Felson was born in Chicago on September 3, 1924, to parents who owned and operated a grocery store. When he was a teenager, his family moved to Los Angeles to enjoy the warmer weather. He had a sister, the late Shirley Trotter. Felson attended Fairfax High School in Melrose, not far from where Gemini eventually put down roots.
Felson joined the Army after high school and was stationed in Europe. After returning to the United States, he attended the University of Southern California, where he majored in accounting.
Before founding Gemini, Felson was a well-dressed man who liked to wear a wide-brimmed Panama hat and gold-rimmed glasses in his later years. He worked as an accountant during the day. But in the evenings he would also take painting and ceramics classes at the Chouinard Art Institute (which later became CalArts).
He met his first wife, longtime gallerist Rosamund Felsen, through friends at a party in the late 1950s. The two had a daughter, Suzanne Felsen, in 1961. The two divorced in Mid 1970s.
Felsen met and fell in love with Joni Weyl, who worked in the Gemini GEL sales department in the late 1970s. They married in the mid-eighties.
Felson was also a skilled amateur photographer.
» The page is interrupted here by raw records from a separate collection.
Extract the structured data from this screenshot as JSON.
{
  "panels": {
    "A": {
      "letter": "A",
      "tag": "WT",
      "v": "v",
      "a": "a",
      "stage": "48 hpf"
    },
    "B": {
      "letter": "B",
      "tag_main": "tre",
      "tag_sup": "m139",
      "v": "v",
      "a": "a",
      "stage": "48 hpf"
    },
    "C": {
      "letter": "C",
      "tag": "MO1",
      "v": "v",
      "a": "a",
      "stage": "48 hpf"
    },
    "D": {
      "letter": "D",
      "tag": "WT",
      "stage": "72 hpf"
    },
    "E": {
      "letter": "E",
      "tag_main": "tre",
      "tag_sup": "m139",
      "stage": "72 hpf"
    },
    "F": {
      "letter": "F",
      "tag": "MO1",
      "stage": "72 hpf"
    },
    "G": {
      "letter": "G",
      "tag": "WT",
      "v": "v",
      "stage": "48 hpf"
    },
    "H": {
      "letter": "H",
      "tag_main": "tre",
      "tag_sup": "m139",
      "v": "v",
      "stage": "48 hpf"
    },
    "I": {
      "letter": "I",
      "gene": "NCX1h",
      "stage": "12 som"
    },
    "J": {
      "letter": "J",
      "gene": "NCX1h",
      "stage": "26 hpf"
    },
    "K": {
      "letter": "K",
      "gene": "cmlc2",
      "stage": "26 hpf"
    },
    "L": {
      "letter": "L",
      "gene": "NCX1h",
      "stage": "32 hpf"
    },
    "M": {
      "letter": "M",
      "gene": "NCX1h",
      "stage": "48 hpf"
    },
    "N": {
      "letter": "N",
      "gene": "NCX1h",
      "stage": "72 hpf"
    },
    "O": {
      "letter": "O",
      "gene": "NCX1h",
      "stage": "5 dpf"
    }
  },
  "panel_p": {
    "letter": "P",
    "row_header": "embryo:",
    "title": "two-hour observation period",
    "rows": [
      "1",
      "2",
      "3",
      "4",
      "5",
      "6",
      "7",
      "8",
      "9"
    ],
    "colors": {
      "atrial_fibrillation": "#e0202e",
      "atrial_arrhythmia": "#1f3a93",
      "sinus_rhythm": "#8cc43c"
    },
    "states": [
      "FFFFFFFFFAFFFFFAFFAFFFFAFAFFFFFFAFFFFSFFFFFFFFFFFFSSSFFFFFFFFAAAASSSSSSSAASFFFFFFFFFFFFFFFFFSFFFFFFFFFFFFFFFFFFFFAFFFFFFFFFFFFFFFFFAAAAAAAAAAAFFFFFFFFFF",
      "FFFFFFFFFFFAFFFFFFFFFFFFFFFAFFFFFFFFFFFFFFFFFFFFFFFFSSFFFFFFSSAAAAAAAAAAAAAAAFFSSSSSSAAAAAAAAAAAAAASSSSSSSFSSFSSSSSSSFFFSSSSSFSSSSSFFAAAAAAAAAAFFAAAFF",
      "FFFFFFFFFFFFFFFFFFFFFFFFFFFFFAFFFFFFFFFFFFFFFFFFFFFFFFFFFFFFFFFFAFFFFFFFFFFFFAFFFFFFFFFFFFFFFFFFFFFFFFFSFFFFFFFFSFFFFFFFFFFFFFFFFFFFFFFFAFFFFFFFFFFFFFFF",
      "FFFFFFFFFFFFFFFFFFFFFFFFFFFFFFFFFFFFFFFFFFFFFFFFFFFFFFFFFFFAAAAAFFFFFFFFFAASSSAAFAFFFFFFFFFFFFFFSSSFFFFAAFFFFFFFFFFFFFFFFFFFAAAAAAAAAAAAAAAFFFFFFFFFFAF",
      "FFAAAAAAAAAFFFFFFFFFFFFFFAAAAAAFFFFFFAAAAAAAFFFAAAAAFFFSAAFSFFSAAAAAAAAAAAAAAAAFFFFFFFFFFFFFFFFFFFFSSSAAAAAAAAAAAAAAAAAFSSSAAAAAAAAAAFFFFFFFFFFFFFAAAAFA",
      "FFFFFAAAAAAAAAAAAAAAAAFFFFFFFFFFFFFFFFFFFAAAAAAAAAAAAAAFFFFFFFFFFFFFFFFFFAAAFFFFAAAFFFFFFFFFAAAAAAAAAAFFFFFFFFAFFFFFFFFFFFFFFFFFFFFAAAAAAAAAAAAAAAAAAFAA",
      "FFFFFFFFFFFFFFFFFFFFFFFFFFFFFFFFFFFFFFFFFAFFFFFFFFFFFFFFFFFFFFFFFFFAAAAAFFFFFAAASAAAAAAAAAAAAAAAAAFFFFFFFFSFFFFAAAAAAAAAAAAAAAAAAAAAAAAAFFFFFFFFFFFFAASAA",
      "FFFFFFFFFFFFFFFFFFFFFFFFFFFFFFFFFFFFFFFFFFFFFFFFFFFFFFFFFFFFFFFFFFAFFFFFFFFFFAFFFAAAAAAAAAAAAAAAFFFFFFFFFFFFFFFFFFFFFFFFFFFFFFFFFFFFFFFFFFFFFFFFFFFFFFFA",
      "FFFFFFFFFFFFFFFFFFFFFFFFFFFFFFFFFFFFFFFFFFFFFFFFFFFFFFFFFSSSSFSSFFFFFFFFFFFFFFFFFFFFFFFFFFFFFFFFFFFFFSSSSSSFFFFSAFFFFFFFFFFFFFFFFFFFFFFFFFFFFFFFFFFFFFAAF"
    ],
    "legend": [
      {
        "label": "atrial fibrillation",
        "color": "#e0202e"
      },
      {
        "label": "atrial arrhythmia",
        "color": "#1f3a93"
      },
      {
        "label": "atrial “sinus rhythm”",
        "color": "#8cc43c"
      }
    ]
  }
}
In 1937, he was given a Kodak Retina camera as a bar mitzvah, sparking his lifelong passion for the art of photography. During the more than half-century of running Gemini, Felson also photographed a steady stream of artists. Shooting using a rangefinder camera because of its quiet, unobtrusive shutter, he captured artists at work and at play.
In 2003, Felson published a collection of these photographs in the coffee table book The Observing Artist. In 2018, Gemini held the exhibition “The Observed Artist”, which featured more than 200 images selected by Felson from approximately 2,000 negatives.
“Probably for the first ten years, it was really just working with great artists that you knew, and it was a privilege to work with them,” Felson told The Times at the opening of the exhibition. “But then you start to realize, ‘Wow, this is the history of art all around us.'” It warms your heart.
Felson came to the Gemini office almost every day and actively ran the company’s business until a month before his death.
Felsen’s passion for printmaking continues at Gemini, which is now run by the second generation of the founding family, Ellen and Ayn Grinstein, Weyl and Suzanne Felsen.
“One of the most incredible things I learned from Gemini is that anything can be achieved through printmaking,” artist Julie Mehretu said in the exhibition “First Came a Friendship: Sidney B. Felsen and the Artists at Gemini GEL.” Exhibited at the TI Institute. “Deeper than that was a way of life that Sidney taught me: how to love, how to enjoy life, how to work hard and how to live life with grace.”
Felson is survived by his wife, Weyl; Daughter, Suzanne Felson; grandson, Hugo Bader; son-in-law, Kevin Swanson; former wife, Rosamund; and his stepsons with Rosamond, Anthony and James Schindler.